You can find all my FT.com pieces online by visiting my author page
Apart from writing articles I also write poetry and short stories.
I think of my poetry the same way I think of my journalism: as non-fiction. In my poetry, I strive for emotional clarity. I write about family, politics, China, sex, gender, and growing up disjointedly in several cultures.

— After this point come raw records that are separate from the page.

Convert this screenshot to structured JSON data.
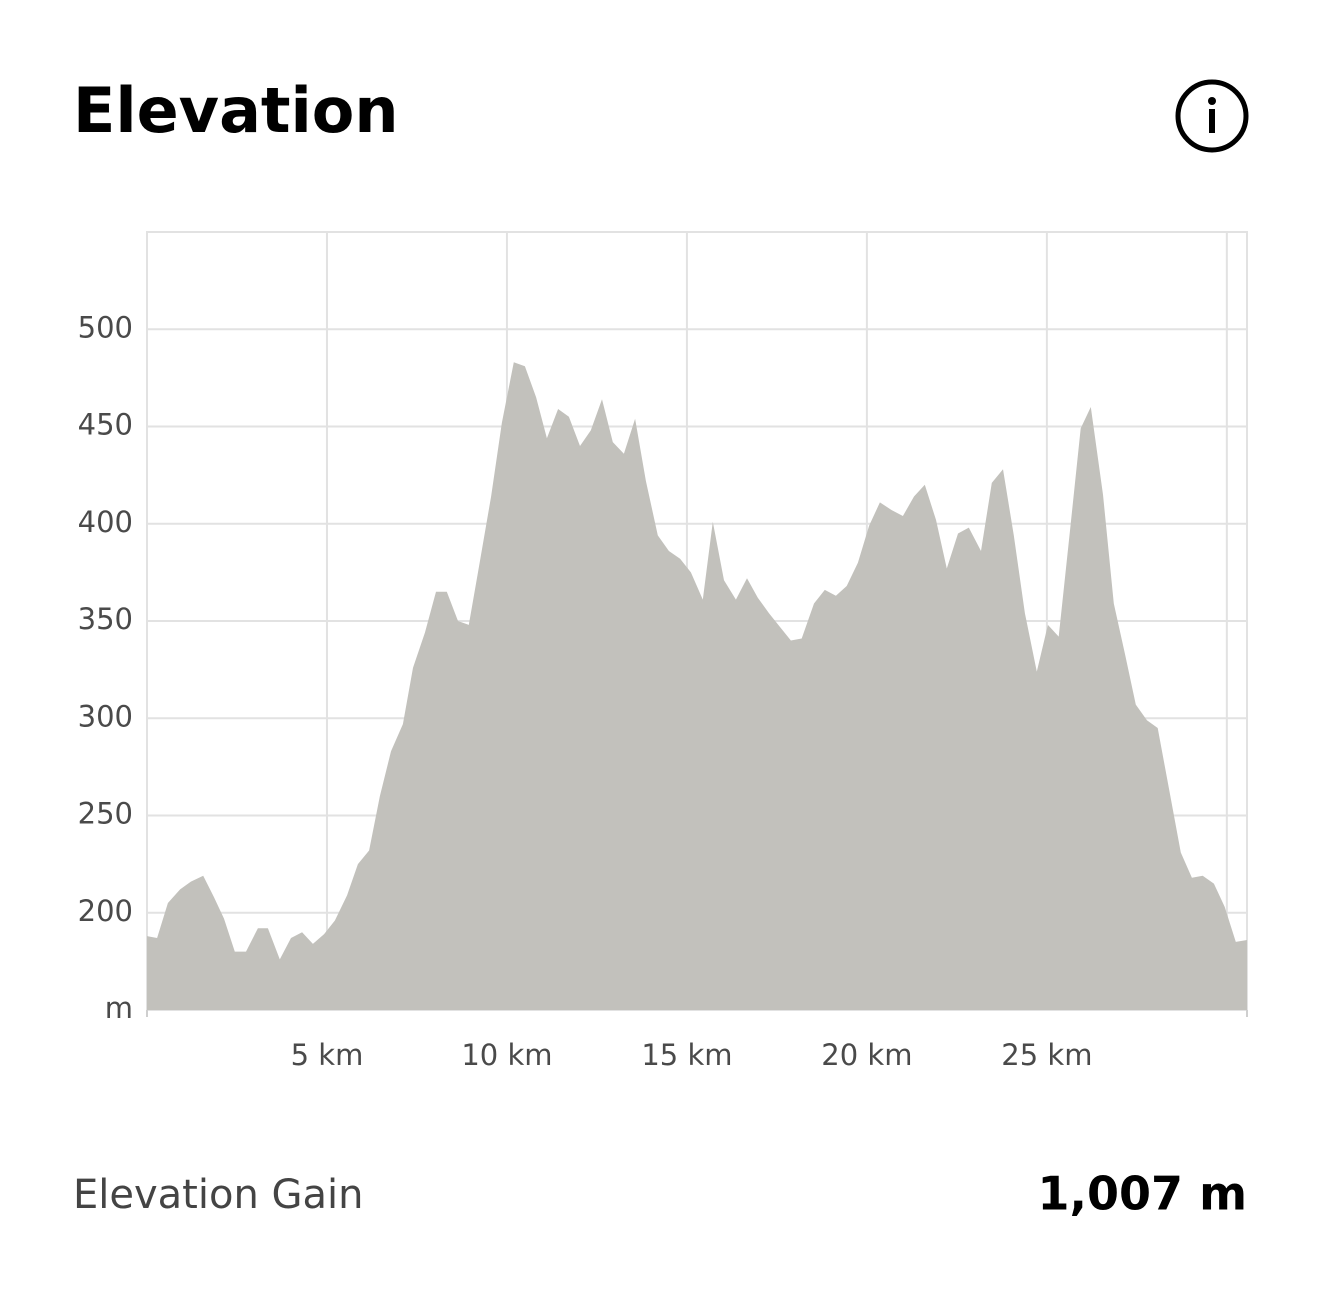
{
  "chart_data": {
    "type": "area",
    "title": "Elevation",
    "color": "#c2c1bc",
    "grid": true,
    "x": [
      0,
      0.28,
      0.58,
      0.92,
      1.22,
      1.56,
      1.86,
      2.14,
      2.44,
      2.75,
      3.08,
      3.36,
      3.69,
      4.0,
      4.31,
      4.61,
      4.92,
      5.22,
      5.56,
      5.86,
      6.17,
      6.47,
      6.78,
      7.11,
      7.39,
      7.72,
      8.03,
      8.33,
      8.64,
      8.94,
      9.25,
      9.56,
      9.86,
      10.19,
      10.5,
      10.81,
      11.11,
      11.42,
      11.72,
      12.03,
      12.33,
      12.64,
      12.94,
      13.25,
      13.56,
      13.86,
      14.19,
      14.5,
      14.81,
      15.11,
      15.44,
      15.72,
      16.03,
      16.36,
      16.67,
      16.97,
      17.28,
      17.58,
      17.89,
      18.19,
      18.53,
      18.83,
      19.14,
      19.44,
      19.75,
      20.06,
      20.36,
      20.69,
      21.0,
      21.31,
      21.61,
      21.92,
      22.22,
      22.53,
      22.83,
      23.17,
      23.47,
      23.78,
      24.08,
      24.39,
      24.72,
      25.03,
      25.33,
      25.64,
      25.94,
      26.22,
      26.56,
      26.86,
      27.17,
      27.47,
      27.78,
      28.08,
      28.39,
      28.72,
      29.03,
      29.33,
      29.64,
      29.94,
      30.25,
      30.56
    ],
    "values": [
      188,
      187,
      205,
      212,
      216,
      219,
      208,
      197,
      180,
      180,
      192,
      192,
      176,
      187,
      190,
      184,
      189,
      196,
      209,
      225,
      232,
      260,
      283,
      297,
      326,
      344,
      365,
      365,
      350,
      348,
      381,
      414,
      452,
      483,
      481,
      465,
      444,
      459,
      455,
      440,
      448,
      464,
      442,
      436,
      454,
      422,
      394,
      386,
      382,
      375,
      361,
      401,
      371,
      361,
      372,
      362,
      354,
      347,
      340,
      341,
      359,
      366,
      363,
      368,
      380,
      399,
      411,
      407,
      404,
      414,
      420,
      402,
      377,
      395,
      398,
      386,
      421,
      428,
      394,
      354,
      324,
      348,
      342,
      396,
      449,
      460,
      415,
      359,
      333,
      307,
      299,
      295,
      264,
      231,
      218,
      219,
      215,
      203,
      185,
      186
    ],
    "xlim": [
      0,
      30.56
    ],
    "xticks": [
      {
        "value": 5,
        "label": "5 km"
      },
      {
        "value": 10,
        "label": "10 km"
      },
      {
        "value": 15,
        "label": "15 km"
      },
      {
        "value": 20,
        "label": "20 km"
      },
      {
        "value": 25,
        "label": "25 km"
      },
      {
        "value": 30,
        "label": null
      }
    ],
    "ylim": [
      150,
      550
    ],
    "yticks": [
      {
        "value": 150,
        "label": "m"
      },
      200,
      250,
      300,
      350,
      400,
      450,
      500
    ]
  },
  "stat": {
    "label": "Elevation Gain",
    "value": "1,007 m"
  }
}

I was one of the six London Laureates selected by Spread the Word from 2015-16. I was a member of the Barbican Young Poets from 2014-15. I cut my teeth with the Yorkshire Writing Squad from 2007-11, and still feel like all of my poetry originates in a way from some classroom in Sheffield.
From May 2018 I've worked to advance media freedoms as an officer on the board of the Foreign Correspondents' Club of China.
In a past life I was an economist and a campaigner. I co-founded Rethinking Economics, a UK-headquartered charity that campaigns for more diverse economics education in universities worldwide.
If you prefer audio to text, I take part fairly regularly in the BBC World Service's hour-long Business Matters show, which is a breakfast show (if you're in China) or a late night show (if you're in the UK). Here's one episode in which I discuss Iran sanctions and peaceful protest.
I'm happy to come talk at your school, non-profit or conference if you think I'd be a good fit and it's for a good cause: email me.
You can hear me talk about the Rethinking Economics campaign on the New Economics Foundation's Weekly Economics Podcast. You can also listen to me discuss Rethinking Economics on BBC Radio 4 with Aditya Chakrabortty, and again with Peter Day.